Mouhitori’s art in Onomichi is “inconvenient,” they claim, because it “is essential to incorporate the special situation that is peculiar to Onomichi.” This makes their art decidedly site-specific, forcing viewers to be on-site to appreciate and understand the art. “It makes us indecisive, and often incomprehensible,” the artists add, appearing proud to challenge contemporary notions of virtuality and media use. Their art arises from the location, from its specific naturalness or urbanity. It inhabits the previously abandoned site and engages in the process of transformation. Eager to broaden the scope of their project, Mouhitori have invited other artists to collaborate in local workshops to re-invigorate the once desolate Yamate district.

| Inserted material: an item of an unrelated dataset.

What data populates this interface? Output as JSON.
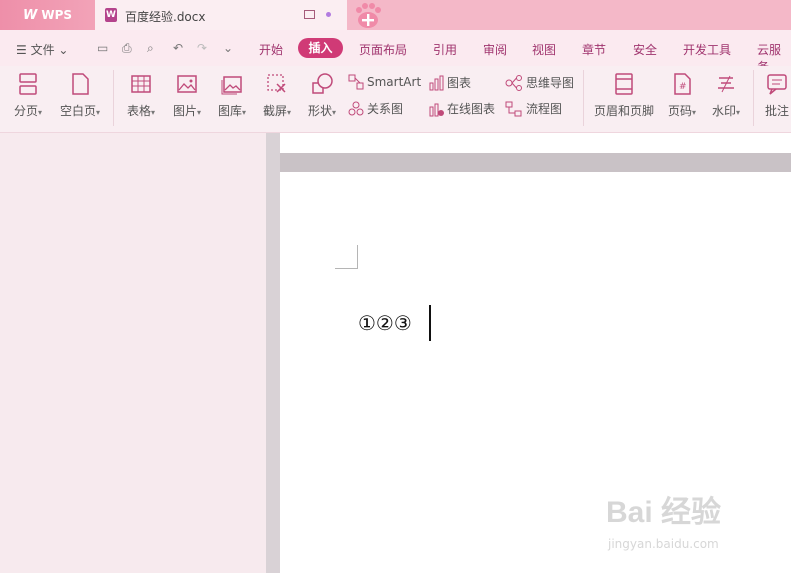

But Mouhitori also take their artwork and approach abroad. In Prague, as guests of the city’s International Contemporary Art Festival, they took to the town and saved an inner city ruin from its sad and sorry state. By covering it in a printed wood-panel exterior, they masked the decay and reclaimed the building as a site of urban engagement through art, a work that in and by itself drew attention to the transformative nature of inner city environments.

Similarly, when visiting Geneva this September to attend the Utopiana workshop, the artists found the perfect spot for their site-specific art. Geneva, after all, faces the opposite problem of Onomichi: As it is densely populated, public space is crowded and natural intrusion next to impossible. Taking inspiration from what is left when things change, the artists decided to embrace the void that is part of transformation. While Onomichi sees nature taking over where people leave, Geneva has banished nature and unused space from the city. The Alps are close – yet built over or merely serve as a backdrop to urban existence. With this in mind, Mouhitori decided to create a room in a house that holds an echo of this oh-so-close natural element. An unexpected rock as a reminder of the glacial ur-state of the Geneva valley, a valley now governed by human life.

Mouhitori consider urban spaces negotiations of change. They use the void to create a new and emergent reality, while the scab – a protective covering – allows for new forms of life to find and reclaim the abandoned space. This of course also relates and refers to our own modern-day urban surroundings. Look around you and spot the signs of the changing city. And if you get the chance to visit Japan, take a walk around Onomichi before the mountain reclaims Yamate for good.